Similarly, cellular hasn’t been an answer to the CSL problem for the past five years, whereas options like Silver Spring Networks’ Wi-SUN (now part of Itron) and Telensa, and a myriad of other providers that use proprietary stacks, have been able to offer CSL projects in that period. If we are to take the view that cellular is the only way forward, then we should also be beating cellular bloody for taking so long to get to the point that it makes economic sense to use in CSL.
But perhaps the most aggravating part of the Signify pitch is that Letzelter and company are pitching LTE Cat-M as the foundation for CSL, but also selling modular designs that would let you add a different radio to support new sensors if needed – without even a hint of irony or self-awareness, it would seem. Currently, it is pitching Zigbee as a CSL-only technology, with LTE Cat-M as a smart city technology.
So, the Signify approach seems confused, at best, and perhaps there’s some benefit of the doubt to grant, in case things have been lost in translation from spoken word to printed text. However, Signify should know better, as it has its own Central Management System (CMS), the application that manages the lights for its customers, and the step to integrate the CMS with the other smart city functions is so glaringly obvious.

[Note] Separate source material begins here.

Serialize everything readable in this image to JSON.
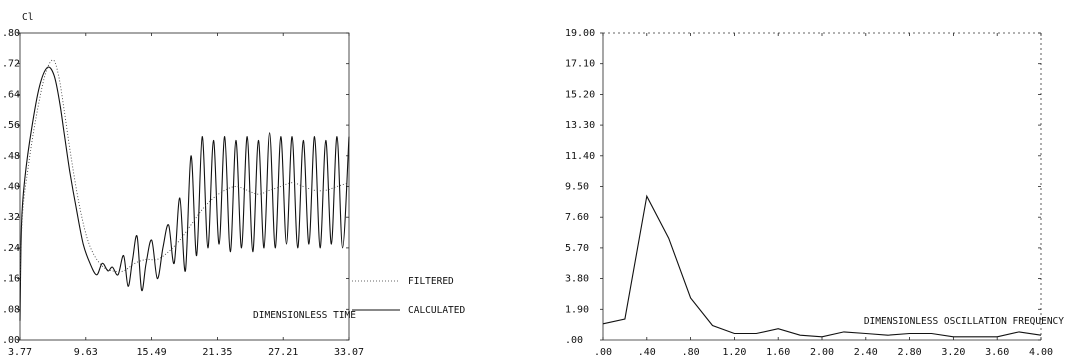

At nearly every level in the IoT, the integration between two devices from two different businesses or environments happens in the cloud. There might be a few edge-cases that don’t adhere to this rule, but in a smart city, arguably the most intertwined IoT scenario in which a multitude of partners and competitors have to work together and play nice, arguing that we should be trying to simplify things at the device level is painful to listen to.
These cities tend to adopt smart city applications in a staggered manner, using different vendors for different functions, as this market is not yet at the point where a single vendor could provide all the desired features. To this end, cities are going to want to be able to plug each of these applications into some sort of central cloud platform, which will orchestrate them and act as a middleman – that ‘single pane of glass’ that marketers love to harp on about.
So, from our perspective, Signify just looks plain confused – wildly swinging punches at rivals but somehow managing to connect only with its own credibility. What’s more, the market doesn’t seem to hold it in any great regard either, as its share price has nosedived in recent months.
After the spin-out in 206, Signify climbed to reach just over €35 in mid-2017, and stayed above €30 until April 2018, where it fell to €26. Falling steadily through 2018, to a low of €19, Signify managed to recover to around €24 by October 2019, at which point, it started ticking upwards to reach €32 – its best position in two years.
However, the past month has not been kind to Signify, and it has shed nearly a third of its value, to reach €22. With a market cap of €2.81bn, its not exactly a minnow, but its shareholders are not going to be happy with this tumultuous performance. Sure, the interview is probably an attempt to get the good word out, but if it continues, it may well do more harm in the long run.
The nosedive appears to be mostly a reaction to its 2019 Annual Report, which showed very little growth compared to 2018. With only a 10.4% EBITA margin, and net income of just €267mn (up from €261mn in 2018), there was not much to write home about. Given that it reported sales revenue of €6.25bn, down from 2018’s €6.36bn, you can see why the financial community fled a lighting company that can’t seem to manage to embrace the IoT opportunity.